Wednesday, September 4, 2013

Science, Evidence and Clinical Practice

A recent article on the The Difference between Science and Technology in Birth on the AMA site demonstrates the challenges we still face in getting clicnal practice influenced by science and data. Studies and data may show the path for best clinical practice but as the authors note there are multiple instances of the clinical community - in this case the OBGYN - either knowingly or unknowingly failing to follow the best practices

For deliveries in the US evidence tells us that fetal monitoring in low risk pregnancies has a deleterious effect - yet it remains standard practice in most settings to place external scalp electrodes and intrauterine pressure catheters

Although we still see external continuous fetal monitoring employed in many low-risk pregnancies, “as a routine practice [it] does not decrease neonatal morbidity or mortality compared with intermittent auscultation…. Despite an absence of clinical trial evidence, it is standard practice in most settings to place internal scalp electrodes and intrauterine pressure catheters when there is concern for fetal well-being demonstrated on external monitoring” [3].

 

They list several other standard practices including

  • routing episitomy
  • Use of Doula's
  • Challenges with Epidurals

Reasons for these behaviors are varied but as the authors state:

Many well-intentioned obstetricians still employ technological interventions that are scientifically unsupported or that run counter to the evidence of what is safest for mother and child.

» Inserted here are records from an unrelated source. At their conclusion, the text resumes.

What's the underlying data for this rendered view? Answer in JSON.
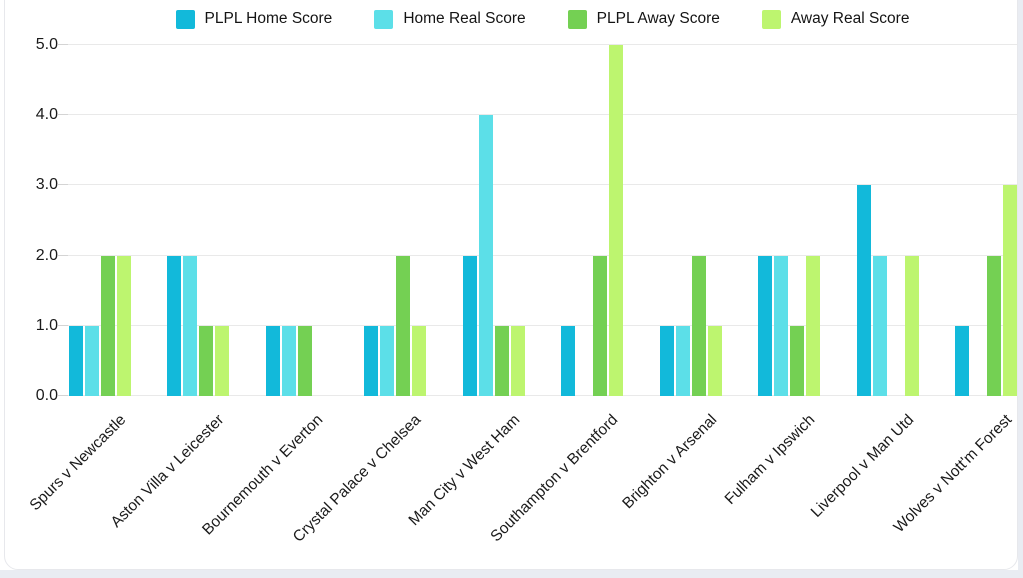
{
  "chart_data": {
    "type": "bar",
    "title": "",
    "xlabel": "",
    "ylabel": "",
    "categories": [
      "Spurs v Newcastle",
      "Aston Villa v Leicester",
      "Bournemouth v Everton",
      "Crystal Palace v Chelsea",
      "Man City v West Ham",
      "Southampton v Brentford",
      "Brighton v Arsenal",
      "Fulham v Ipswich",
      "Liverpool v Man Utd",
      "Wolves v Nott'm Forest"
    ],
    "series": [
      {
        "name": "PLPL Home Score",
        "color": "#12b9da",
        "values": [
          1,
          2,
          1,
          1,
          2,
          1,
          1,
          2,
          3,
          1
        ]
      },
      {
        "name": "Home Real Score",
        "color": "#5cdfe8",
        "values": [
          1,
          2,
          1,
          1,
          4,
          0,
          1,
          2,
          2,
          0
        ]
      },
      {
        "name": "PLPL Away Score",
        "color": "#74d053",
        "values": [
          2,
          1,
          1,
          2,
          1,
          2,
          2,
          1,
          0,
          2
        ]
      },
      {
        "name": "Away Real Score",
        "color": "#bdf56f",
        "values": [
          2,
          1,
          0,
          1,
          1,
          5,
          1,
          2,
          2,
          3
        ]
      }
    ],
    "ylim": [
      0,
      5
    ],
    "yticks": [
      "0.0",
      "1.0",
      "2.0",
      "3.0",
      "4.0",
      "5.0"
    ],
    "ytick_values": [
      0,
      1,
      2,
      3,
      4,
      5
    ],
    "grid": true,
    "legend_position": "top-center",
    "colors": {
      "grid_line": "#e9e9e9",
      "tick_line": "#d4d4d4",
      "axis_text": "#1a1a1a",
      "card_background": "#ffffff",
      "page_background": "#e9ecf2"
    }
  }
}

They do so not because a well-informed pregnant woman has indicated that her values contradict what is scientifically supported, a situation that might justify a failure to follow the evidence. They do so out of tradition, fear, and the (false) assumption that doing something is usually better than doing nothing

Until we fix these basic issues there seems limited opportunity to implement intelligent medicine and real evidence or science based practices.